CAU/RJ se manifesta contra aprovação do PLC 174/2020
Em defesa do planejamento urbano e da dignidade do exercício da profissão do arquiteto e urbanista, o Conselho de Arquitetura e Urbanismo do Rio de Janeiro (CAU/RJ), através da Comissão de Política Urbana, manifesta-se contra a aprovação do Projeto de Lei Complementar (PLC) 174/2020. A iniciativa, proposta pelo Poder Executivo Municipal do Rio de Janeiro, permite o descumprimento da legislação urbanística vigente, mediante o pagamento de contrapartidas.
Enviado à Câmara de Vereadores, no dia 11 de maio, em regime de urgência, o PLC apresenta argumento absolutamente inaceitável em sua justificativa: “gerar recursos para o enfrentamento das crises sanitária e econômica oriundas da pandemia da Covid-19”. Leis urbanísticas com finalidades puramente arrecadatórias são medidas recorrentes na cidade do Rio de Janeiro, sempre contando com a contrariedade da categoria dos arquitetos e urbanistas.
O PLC pretende flexibilizar normas urbanísticas exigindo em troca o pagamento de contrapartida financeira para o licenciamento e legalização de construções no município do Rio de Janeiro, reeditando, mais uma vez, a famigerada “lei da mais valia”, porém sem estabelecer qualquer prazo de término. Mas não é somente isso. A Prefeitura visa ainda a estabelecer novos parâmetros urbanísticos de forma indiscriminada, recuperando fragmentos de propostas legislativas anteriores muito criticadas pela sociedade, bem como a ampliação de benefícios para a reconversão de hotéis, o aumento de gabarito e a alteração nas regras de afastamento em diversas áreas da cidade. O chefe do executivo municipal permite ainda a construção de novos tipos de edificações acima da cota 100.
A aprovação do PLC 174/2020 representa ameaça de danos irreversíveis à paisagem carioca, que ostenta título da Unesco de Patrimônio Cultural da Humanidade, sob o argumento de emergência da pandemia e da crise financeira que assola a municipalidade. A adoção de tal expediente avança em lógica perversa para a cidade, sem avaliações sobre suas consequências para a infraestrutura urbana e o ambiente construído como um todo. O PLC carece ainda de mecanismos que possibilitem o controle do poder público sobre a valorização extraordinária de determinadas áreas ou imóveis.
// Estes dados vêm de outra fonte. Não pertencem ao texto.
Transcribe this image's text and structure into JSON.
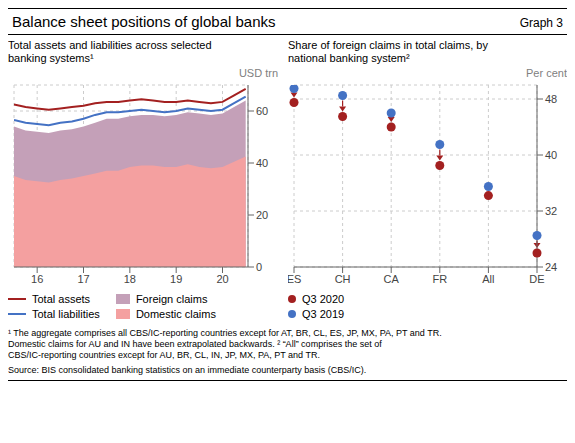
{
  "title": "Balance sheet positions of global banks",
  "annotations": [
    "Graph 3",
    "¹  The aggregate comprises all CBS/IC-reporting countries except for AT, BR, CL, ES, JP, MX, PA, PT and TR.\nDomestic claims for AU and IN have been extrapolated backwards.  ²  “All” comprises the set of\nCBS/IC-reporting countries except for AU, BR, CL, IN, JP, MX, PA, PT and TR.",
    "Source: BIS consolidated banking statistics on an immediate counterparty basis (CBS/IC)."
  ],
  "chart_data": [
    {
      "type": "area",
      "subtitle": "Total assets and liabilities across selected\nbanking systems¹",
      "ylabel": "USD trn",
      "x": [
        2015.5,
        2015.75,
        2016.0,
        2016.25,
        2016.5,
        2016.75,
        2017.0,
        2017.25,
        2017.5,
        2017.75,
        2018.0,
        2018.25,
        2018.5,
        2018.75,
        2019.0,
        2019.25,
        2019.5,
        2019.75,
        2020.0,
        2020.25,
        2020.5
      ],
      "xlim": [
        2015.5,
        2020.55
      ],
      "xticks": [
        {
          "value": 2016,
          "label": "16"
        },
        {
          "value": 2017,
          "label": "17"
        },
        {
          "value": 2018,
          "label": "18"
        },
        {
          "value": 2019,
          "label": "19"
        },
        {
          "value": 2020,
          "label": "20"
        }
      ],
      "ylim": [
        0,
        70
      ],
      "yticks": [
        0,
        20,
        40,
        60
      ],
      "grid": true,
      "legend": "bottom",
      "series": [
        {
          "name": "Total assets",
          "type": "line",
          "color": "#a32020",
          "values": [
            62.5,
            61.5,
            61.0,
            60.5,
            61.0,
            61.5,
            62.0,
            63.0,
            63.5,
            63.5,
            64.0,
            64.5,
            64.0,
            63.5,
            63.5,
            64.0,
            63.5,
            63.0,
            63.5,
            66.0,
            68.5
          ]
        },
        {
          "name": "Total liabilities",
          "type": "line",
          "color": "#4472c4",
          "values": [
            56.5,
            55.5,
            55.0,
            54.5,
            55.5,
            56.0,
            57.0,
            58.5,
            59.5,
            59.5,
            60.0,
            60.5,
            60.0,
            59.5,
            60.0,
            61.0,
            60.5,
            60.0,
            60.5,
            63.0,
            65.5
          ]
        },
        {
          "name": "Foreign claims",
          "type": "area",
          "color": "#c4a0b8",
          "values": [
            54.0,
            52.5,
            52.0,
            51.5,
            52.5,
            53.0,
            54.0,
            55.5,
            57.0,
            57.0,
            58.0,
            58.5,
            58.5,
            58.0,
            58.5,
            59.5,
            59.0,
            58.5,
            59.0,
            61.5,
            64.0
          ]
        },
        {
          "name": "Domestic claims",
          "type": "area",
          "color": "#f4a0a0",
          "values": [
            35.0,
            33.5,
            33.0,
            32.5,
            33.5,
            34.0,
            35.0,
            36.0,
            37.0,
            37.0,
            38.5,
            39.0,
            39.0,
            38.5,
            38.5,
            39.5,
            38.5,
            38.0,
            38.5,
            40.5,
            42.5
          ]
        }
      ]
    },
    {
      "type": "scatter",
      "subtitle": "Share of foreign claims in total claims, by\nnational banking system²",
      "ylabel": "Per cent",
      "categories": [
        "ES",
        "CH",
        "CA",
        "FR",
        "All",
        "DE"
      ],
      "ylim": [
        24,
        50
      ],
      "yticks": [
        24,
        32,
        40,
        48
      ],
      "grid": true,
      "legend": "bottom",
      "series": [
        {
          "name": "Q3 2020",
          "color": "#a32020",
          "marker": "circle",
          "values": [
            47.5,
            45.5,
            44.0,
            38.5,
            34.2,
            26.0
          ]
        },
        {
          "name": "Q3 2019",
          "color": "#4472c4",
          "marker": "circle",
          "values": [
            49.5,
            48.5,
            46.0,
            41.5,
            35.5,
            28.5
          ]
        }
      ]
    }
  ]
}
Mais uma vez, um PLC que trata de matéria urbanística é apresentado sem estudos técnicos que justifiquem e embasem as propostas nele apresentadas. A proposta não foi objeto de discussão com a população, de debate em audiência pública, nem sequer pautada no Conselho Municipal de Política Urbana (Compur), em que o CAU/RJ tem assento.
Ressalta-se que as medidas de distanciamento social não são justificativas para eliminar o necessário debate público em torno de projetos de lei dessa natureza. Os recursos disponíveis para a auxiliar a participação pública são inúmeros, não como substitutivos dos espaços presencias de debate, mas como alternativas profícuas para a promoção do diálogo com a sociedade neste período. Destaca-se ainda que esse PL, apresentado pelo Poder Executivo Municipal, parece desconsiderar os esforços empenhados pela equipe técnica da Secretaria Municipal de Urbanismo no processo de revisão do Plano Diretor, que vem ocorrendo em diálogo com diversos setores sociais e conta com o apoio e a participação deste Conselho.
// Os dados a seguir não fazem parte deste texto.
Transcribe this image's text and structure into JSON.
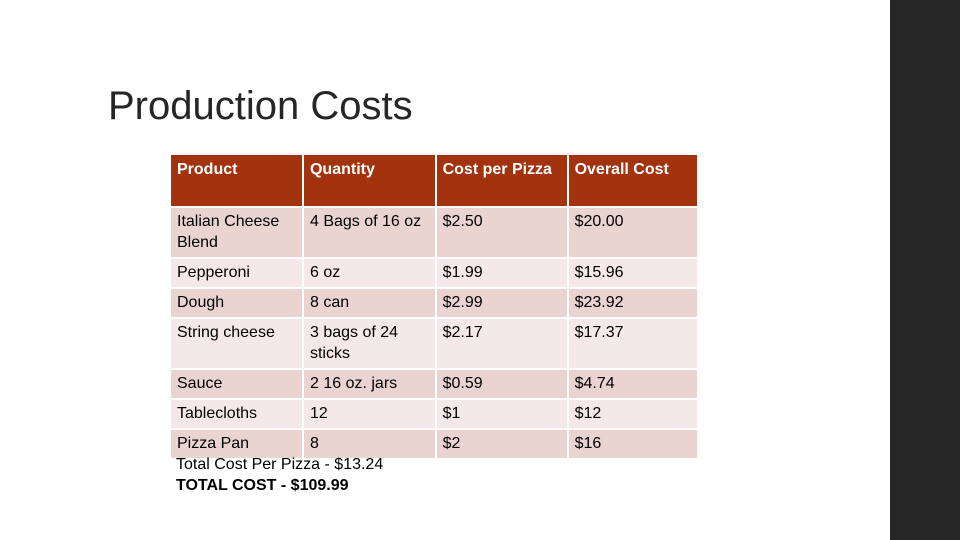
{
  "slide": {
    "title": "Production Costs",
    "colors": {
      "header_bg": "#a3320f",
      "row_odd_bg": "#e9d4d2",
      "row_even_bg": "#f4e9e8",
      "side_bar": "#262626"
    }
  },
  "table": {
    "headers": [
      "Product",
      "Quantity",
      "Cost per Pizza",
      "Overall Cost"
    ],
    "rows": [
      [
        "Italian Cheese Blend",
        "4 Bags of 16 oz",
        "$2.50",
        "$20.00"
      ],
      [
        "Pepperoni",
        "6 oz",
        "$1.99",
        "$15.96"
      ],
      [
        "Dough",
        "8 can",
        "$2.99",
        "$23.92"
      ],
      [
        "String cheese",
        "3 bags of 24 sticks",
        "$2.17",
        "$17.37"
      ],
      [
        "Sauce",
        "2 16 oz. jars",
        "$0.59",
        "$4.74"
      ],
      [
        "Tablecloths",
        "12",
        "$1",
        "$12"
      ],
      [
        "Pizza Pan",
        "8",
        "$2",
        "$16"
      ]
    ]
  },
  "totals": {
    "per_pizza": "Total Cost Per Pizza - $13.24",
    "total": "TOTAL COST - $109.99"
  }
}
O novo projeto de lei é avesso aos princípios que regem o planejamento urbano e extrapola o mecanismo da “mais valia” que tem sido utilizado, há décadas, para regularizar obras realizadas à margem da legislação urbanística vigente sob o mesmo argumento da necessidade de arrecadação para os cofres municipais. No momento em que os governos locais devem estar dedicados a salvar vidas e a preservar o funcionamento do sistema de saúde pública, ao mesmo tempo em que necessitam pensar e planejar a cidade pós-pandemia, o Projeto de Lei 174/2020 representa uma visão absolutamente negligente em relação ao futuro da nossa cidade.
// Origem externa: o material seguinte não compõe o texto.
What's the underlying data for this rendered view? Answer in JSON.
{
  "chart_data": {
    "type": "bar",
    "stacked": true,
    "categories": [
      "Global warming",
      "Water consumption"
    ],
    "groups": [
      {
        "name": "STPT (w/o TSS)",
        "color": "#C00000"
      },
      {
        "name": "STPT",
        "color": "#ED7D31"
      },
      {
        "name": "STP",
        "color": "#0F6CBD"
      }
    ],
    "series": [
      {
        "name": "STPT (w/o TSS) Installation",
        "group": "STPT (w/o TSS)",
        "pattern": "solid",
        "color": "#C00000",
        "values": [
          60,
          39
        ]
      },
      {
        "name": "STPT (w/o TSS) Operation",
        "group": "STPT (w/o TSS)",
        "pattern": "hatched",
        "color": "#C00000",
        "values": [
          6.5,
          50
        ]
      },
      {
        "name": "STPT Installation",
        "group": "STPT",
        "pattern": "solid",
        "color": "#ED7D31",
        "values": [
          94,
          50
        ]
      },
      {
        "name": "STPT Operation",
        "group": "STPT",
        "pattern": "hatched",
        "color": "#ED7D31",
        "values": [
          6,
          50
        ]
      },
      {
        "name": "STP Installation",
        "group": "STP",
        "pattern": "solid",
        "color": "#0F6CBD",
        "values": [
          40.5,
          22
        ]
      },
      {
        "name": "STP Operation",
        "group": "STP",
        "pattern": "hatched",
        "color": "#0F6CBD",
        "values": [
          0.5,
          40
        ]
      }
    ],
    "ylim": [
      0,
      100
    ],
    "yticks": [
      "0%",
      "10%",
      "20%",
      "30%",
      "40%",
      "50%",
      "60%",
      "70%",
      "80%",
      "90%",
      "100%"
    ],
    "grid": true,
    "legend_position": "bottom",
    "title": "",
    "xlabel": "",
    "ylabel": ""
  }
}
O CAU/RJ se coloca à disposição para articular a categoria profissional dos arquitetos e urbanistas no sentido de indicar contribuições técnicas para tomadas de decisões dos gestores. Passada a crise, seguiremos à disposição para que essas contribuições se alarguem e possam fomentar políticas públicas de planejamento do espaço construído em prol de cidades mais justas.